3. 'The First Five Minutes After Death' - Coil
OK, Coil est mon groupe favori. Même après le décès soudain de son chanteur, John Balance, tombé, bourré, de sa mezzanine, il y a trois ans environ. Mais cette chanson est issue de l'album qui fut pour moi, et pendant près de 20 ans, l'album le plus important de l'histoire de la musique pop, "Horse Rotorvator", celui autour duquel j'ai sans doute bâti toute mon identité musicale. Et j'ai très précisemment le souvenir de mes premières vacances entre copains, sans parents, je devais avoir 16 ans. Nous étions 5 amis, tous gothiques ou assimilés, pour quinze jours au bord de la mer. Un après-midi que nous étions sur la plage de cette magnifique ville qu'est Collioure, alors que le soleil commençait doucement à se coucher et que la plage devenait déserte, nous écoutions Coil sur notre ghettoblaster (ça ne s'appelait pas comme ça à l'époque). Ecouter une chanson nommée "The First Five Minutes After Death" alors qu'on a à peine seize ans, que le soleil se couche, que quelques gouttes d'eau salée ornent encore les torses juvéniles des membres de notre bande de copains, tous aussi rageusement impliqués dans la musique, est quelque chose qui me hante encore plus de vingt ans après. Si le label que je dirige avec mon ami Geoffroy s'appelle Brocoli, ce n'est pas un hasard; c'est également le titre d'une chanson de Coil.
 
4. 'The Athlete' - Erlend Oye
Bon, ça c'est carrément mégalo puisque j'ai coécrit la chanson, mais en même temps quoi de plus important, comme souvenir ? Minizza, notre groupe à Geoffroy et moi, en était à ses balbutiements. Notre premier album n'était même pas sorti. Nous venions d'y réaliser une reprise de la superbe chanson du groupe pop norvégien The Kings Of Convenience, "Winning A Battle, Losing The War". Sans complexe, nous avons envoyé notre version aux deux membres du groupe, dont Erlend Oye qui nous a contacté quelques semaines plus tard.
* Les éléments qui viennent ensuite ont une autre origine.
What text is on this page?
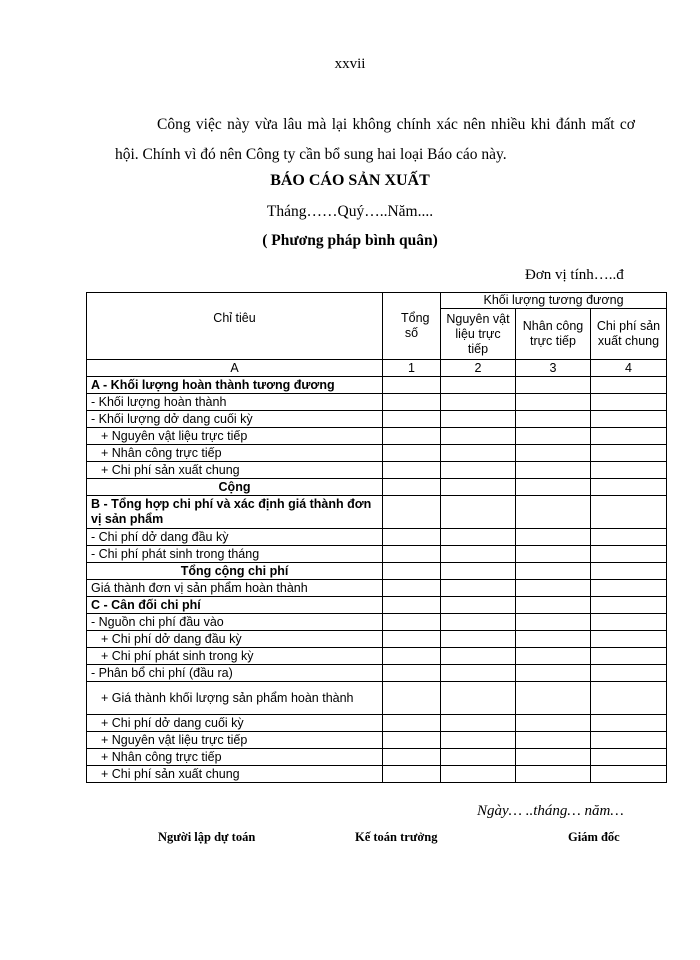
xxvii
Công việc này vừa lâu mà lại không chính xác nên nhiều khi đánh mất cơ hội. Chính vì đó nên Công ty cần bổ sung hai loại Báo cáo này.
BÁO CÁO SẢN XUẤT
Tháng……Quý…..Năm....
( Phương pháp bình quân)
Đơn vị tính…..đ
Chỉ tiêu	Tổng số	Khối lượng tương đương		
		Nguyên vật liệu trực tiếp	Nhân công trực tiếp	Chi phí sản xuất chung
A	1	2	3	4
A - Khối lượng hoàn thành tương đương				
- Khối lượng hoàn thành				
- Khối lượng dở dang cuối kỳ				
+ Nguyên vật liệu trực tiếp				
+ Nhân công trực tiếp				
+ Chi phí sản xuất chung				
Cộng				
B - Tổng hợp chi phí và xác định giá thành đơn vị sản phẩm				
- Chi phí dở dang đầu kỳ				
- Chi phí phát sinh trong tháng				
Tổng cộng chi phí				
Giá thành đơn vị sản phẩm hoàn thành				
C - Cân đối chi phí				
- Nguồn chi phí đầu vào				
+ Chi phí dở dang đầu kỳ				
+ Chi phí phát sinh trong kỳ				
- Phân bổ chi phí (đầu ra)				
+ Giá thành khối lượng sản phẩm hoàn thành				
+ Chi phí dở dang cuối kỳ				
+ Nguyên vật liệu trực tiếp				
+ Nhân công trực tiếp				
+ Chi phí sản xuất chung				
Ngày… ..tháng… năm…
Người lập dự toán	Kế toán trưởng	Giám đốc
Il réalisait alors son premier album solo,"Unrest", avec une idée très originale : enregistrer 10 titres en duo, avec 10 groupes différents, issus de 10 pays différents. Et il nous annonçait qu'il venait, suite à l'écoute de notre reprise, de nous choisir pour représenter la France. Le résultat de cette collaboration se nomme "The Athlete", et c'est la première fois que nous avons publié de manière officielle un titre. Et je me souviens encore parfaitement de l'excitation intense que provoqua cette sortie.
 
5. 'You Can't Always Get What You Want' - The Rolling Stones
Bizarrement, ou pas, je n'ai jamais été un grand fan des Rolling Stones. Mais, quelques mois après la mort de mon père, j'ai fait un rêve. Mon père était vivant, et nous étions tous deux assis, côte à côte, à la table de la salle à manger de notre maison. Nous ne nous parlions pas. Nous écoutions la chanson "You Can't Always Get What You Want" des Rolling Stones en silence. Et mon père pleurait. Depuis, je ne peux plus entendre cette chanson sans, moi aussi, éclater en sanglots.